Le Burkina Faso se place en tête des nations sahéliennes avec un score de 40, mais reste bien en deçà de la moyenne de 50/100. À titre comparatif, le Niger obtient 31 points, le Mali 28 et le Tchad 22 sur 100.
Afrique centrale francophone : des défis persistants
En Afrique centrale francophone, la moyenne des scores est en baisse, principalement en raison des conflits qui déstabilisent la zone. La République démocratique du Congo, par exemple, n’atteint que 20 points sur 100, son État central ayant perdu le contrôle d’une partie de son territoire au profit de groupes armés. Le Burundi, avec 17 points, demeure également dans les dernières positions du classement général. Le Rwanda, avec ses 58 points, constitue une exception notable dans cette région.
En conclusion, aucun pays d’Afrique francophone ne parvient à atteindre le seuil de 70 points sur 100, considéré par Transparency International comme la zone d’« intégrité élevée ».
Comparaison avec l’Europe
En comparaison, l’Allemagne, avec un score de 77 points, se positionne à la dixième place mondiale.

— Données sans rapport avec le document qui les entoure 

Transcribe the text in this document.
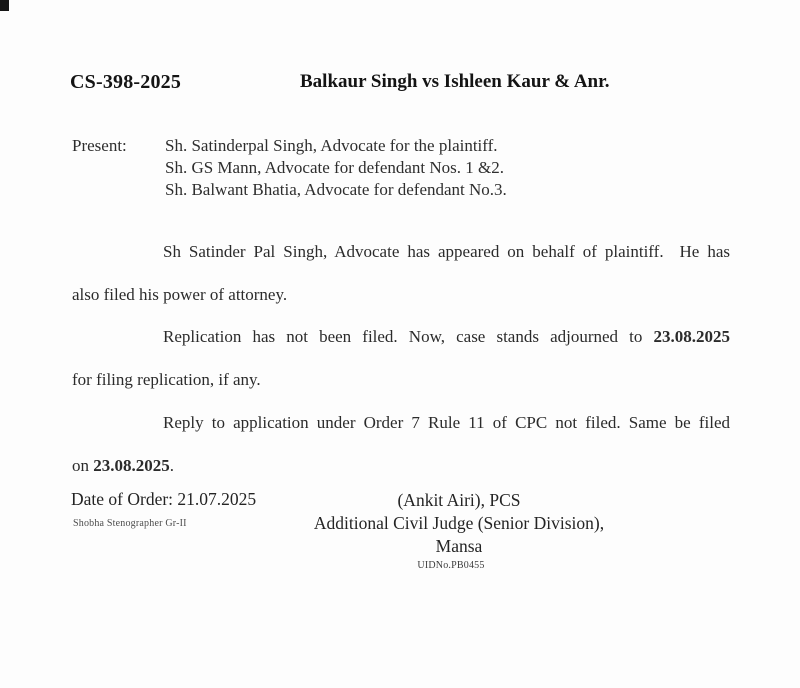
CS-398-2025	Balkaur Singh vs Ishleen Kaur & Anr.
Present:	Sh. Satinderpal Singh, Advocate for the plaintiff.
Sh. GS Mann, Advocate for defendant Nos. 1 &2.
Sh. Balwant Bhatia, Advocate for defendant No.3.
Sh Satinder Pal Singh, Advocate has appeared on behalf of plaintiff.  He has
also filed his power of attorney.
Replication has not been filed. Now, case stands adjourned to 23.08.2025
for filing replication, if any.
Reply to application under Order 7 Rule 11 of CPC not filed. Same be filed
on 23.08.2025.
Date of Order: 21.07.2025
Shobha Stenographer Gr-II
(Ankit Airi), PCS
Additional Civil Judge (Senior Division),
Mansa
UIDNo.PB0455
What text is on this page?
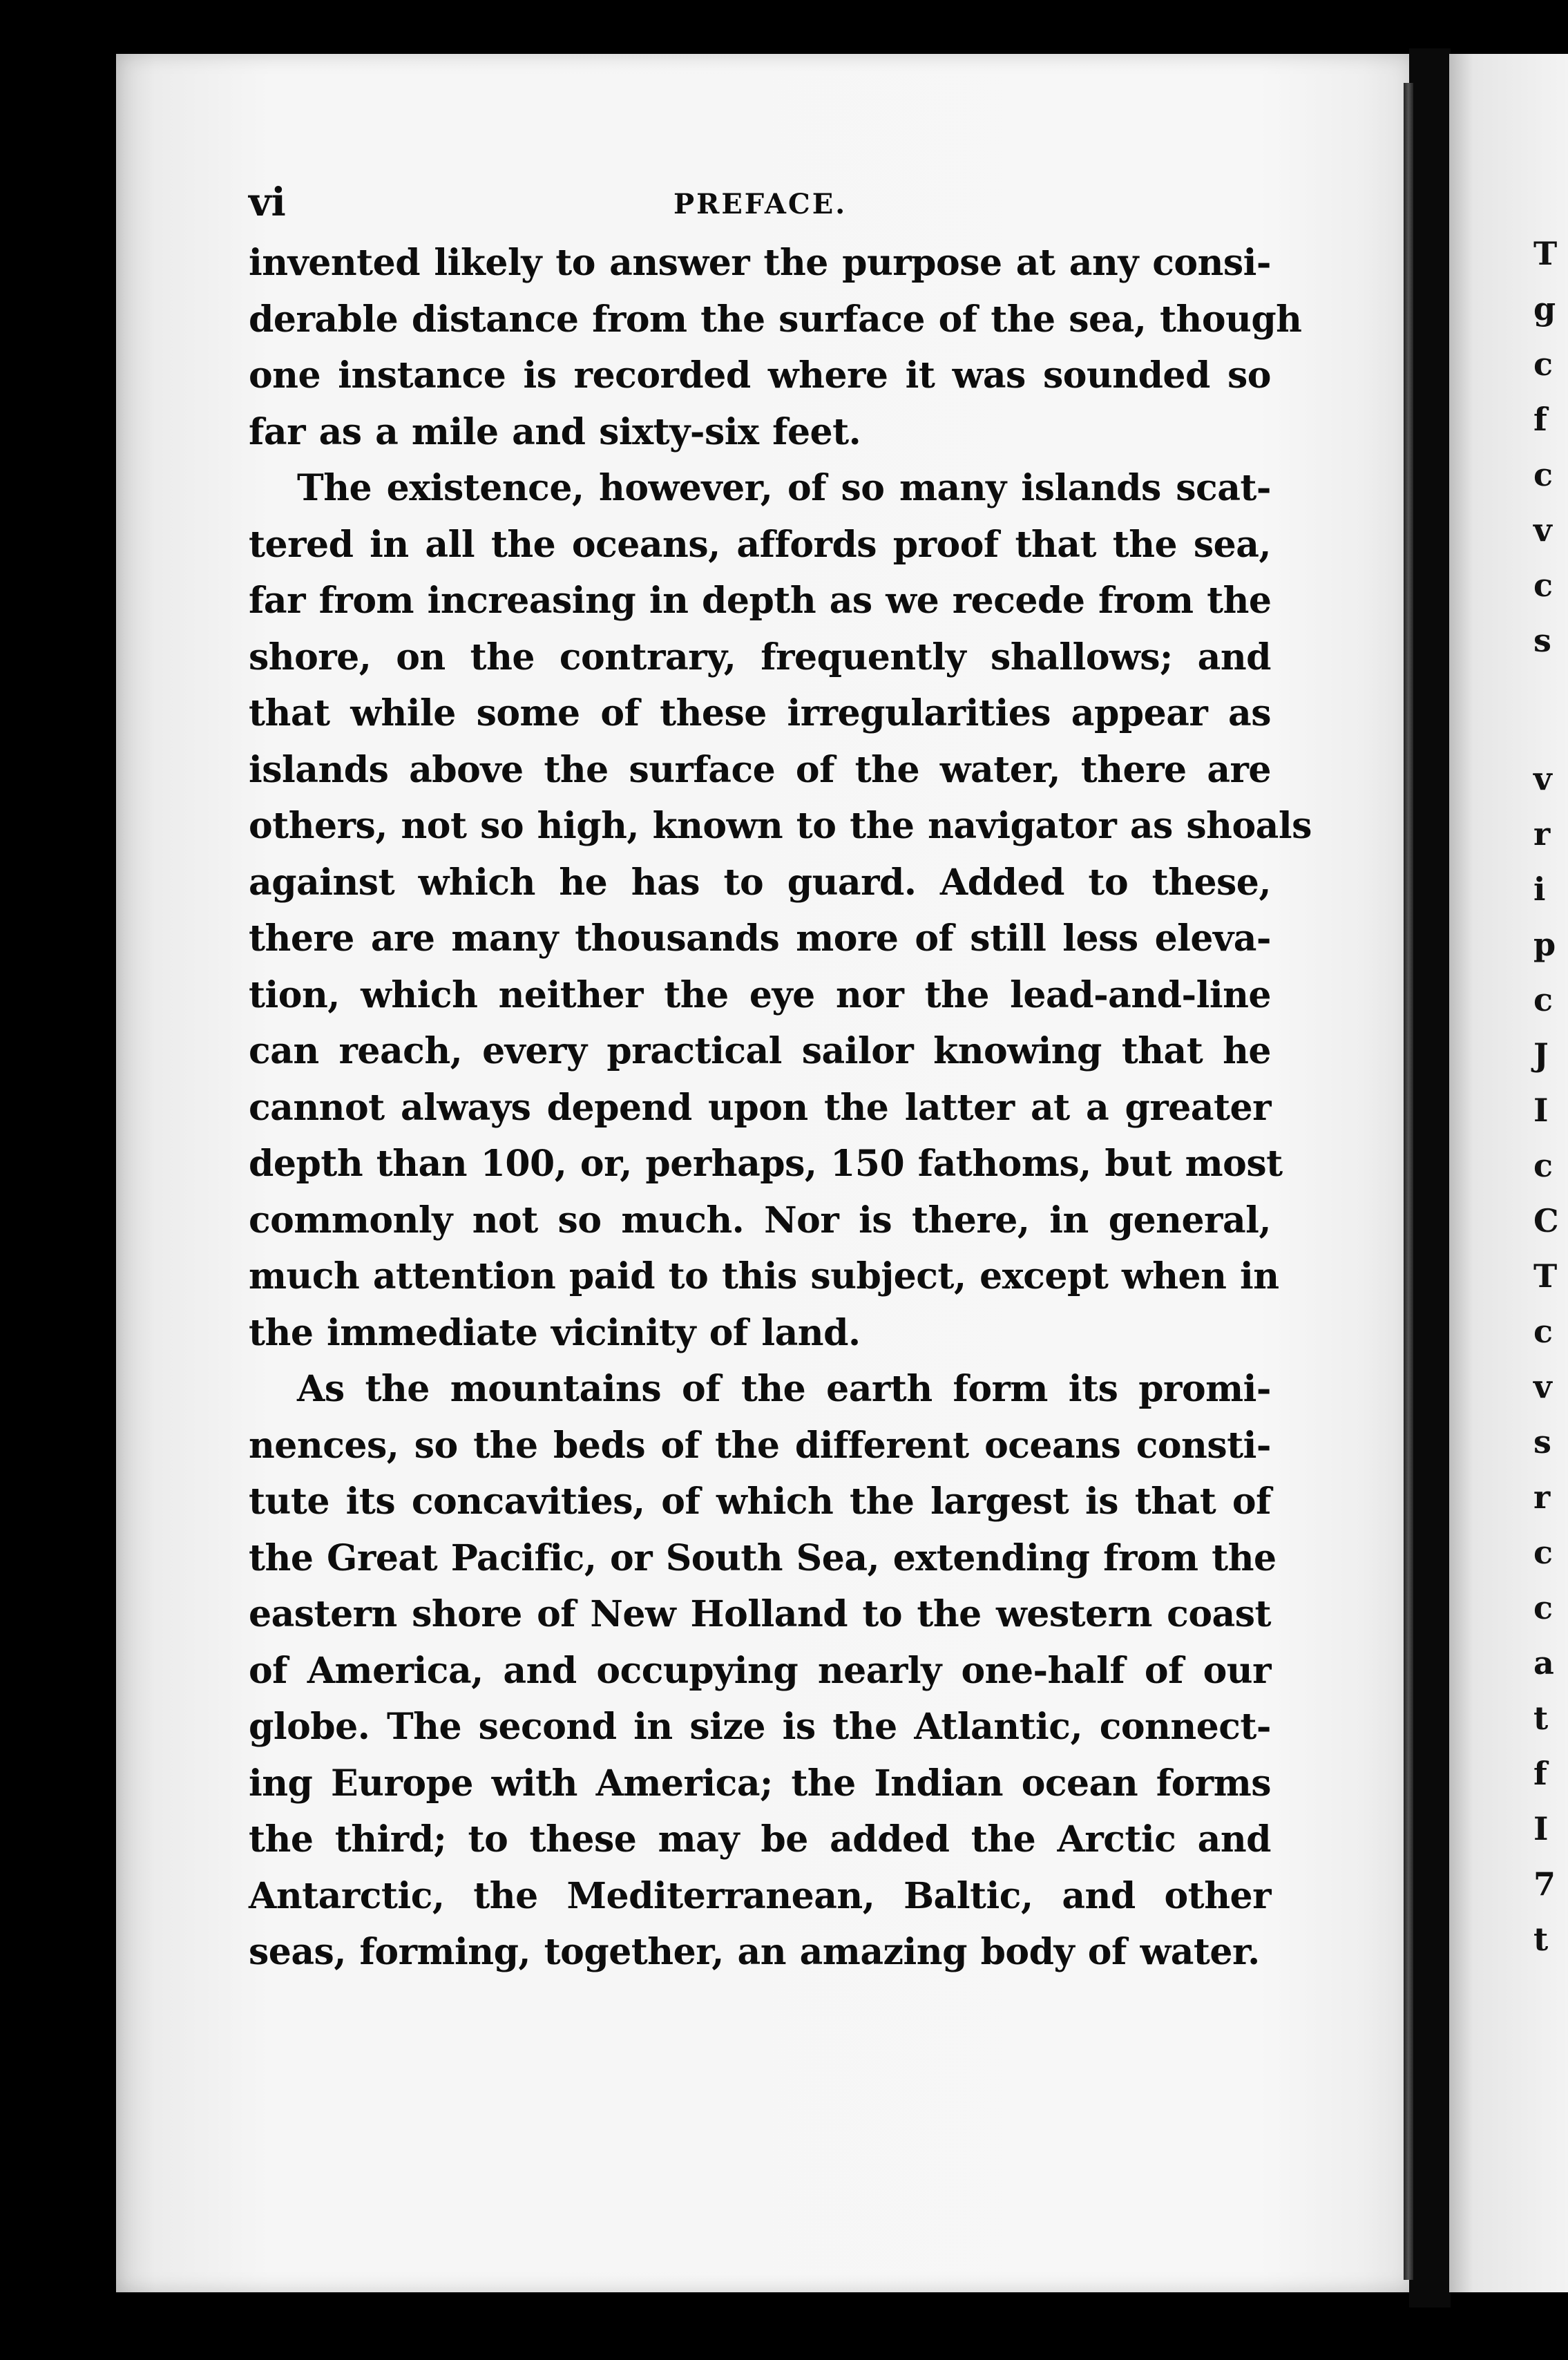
T
g
c
f
c
v
c
s
v
r
i
p
c
J
I
c
C
T
c
v
s
r
c
c
a
t
f
I
7
t
vi	PREFACE.
invented likely to answer the purpose at any consi-
derable distance from the surface of the sea, though
one instance is recorded where it was sounded so
far as a mile and sixty-six feet.
The existence, however, of so many islands scat-
tered in all the oceans, affords proof that the sea,
far from increasing in depth as we recede from the
shore, on the contrary, frequently shallows; and
that while some of these irregularities appear as
islands above the surface of the water, there are
others, not so high, known to the navigator as shoals
against which he has to guard. Added to these,
there are many thousands more of still less eleva-
tion, which neither the eye nor the lead-and-line
can reach, every practical sailor knowing that he
cannot always depend upon the latter at a greater
depth than 100, or, perhaps, 150 fathoms, but most
commonly not so much. Nor is there, in general,
much attention paid to this subject, except when in
the immediate vicinity of land.
As the mountains of the earth form its promi-
nences, so the beds of the different oceans consti-
tute its concavities, of which the largest is that of
the Great Pacific, or South Sea, extending from the
eastern shore of New Holland to the western coast
of America, and occupying nearly one-half of our
globe. The second in size is the Atlantic, connect-
ing Europe with America; the Indian ocean forms
the third; to these may be added the Arctic and
Antarctic, the Mediterranean, Baltic, and other
seas, forming, together, an amazing body of water.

La France, quant à elle, obtient 66 points sur 100, se classant ainsi 27 places derrière l’Allemagne.
François Valérian, président de Transparency International, exprime sa préoccupation : « Des lois anticorruption et des organismes dédiés existent, mais leur application est souvent lacunaire, et ces entités manquent d’indépendance et de ressources. »
Il déplore également « un désintérêt manifeste de certains gouvernements, notamment dans les pays du Nord, qui estiment avoir déjà résolu le problème de la corruption et ne voient pas la nécessité d’intervenir davantage. »
L’impératif de renforcer l’indépendance judiciaire
Les données de Transparency International révèlent une tendance alarmante : les démocraties, traditionnellement plus robustes dans la lutte contre la corruption que les régimes autocratiques ou les démocraties fragiles, connaissent une détérioration préoccupante de leurs performances. Cette dynamique s’observe aux États-Unis, ainsi que dans diverses régions d’Europe. Face à ce constat, François Valérian insiste sur la nécessité d’agir : « Nous avons besoin d’un système judiciaire totalement indépendant du pouvoir exécutif et des influences privées. Ce système doit également disposer de ressources humaines et financières suffisantes pour accomplir efficacement sa mission. »
Fin de l’année dernière, l’Union Européenne a franchi une étape importante en adoptant sa première directive anticorruption, visant à harmoniser les législations pénales en la matière. Cependant, les effets concrets de cette mesure ne se feront sentir qu’à terme.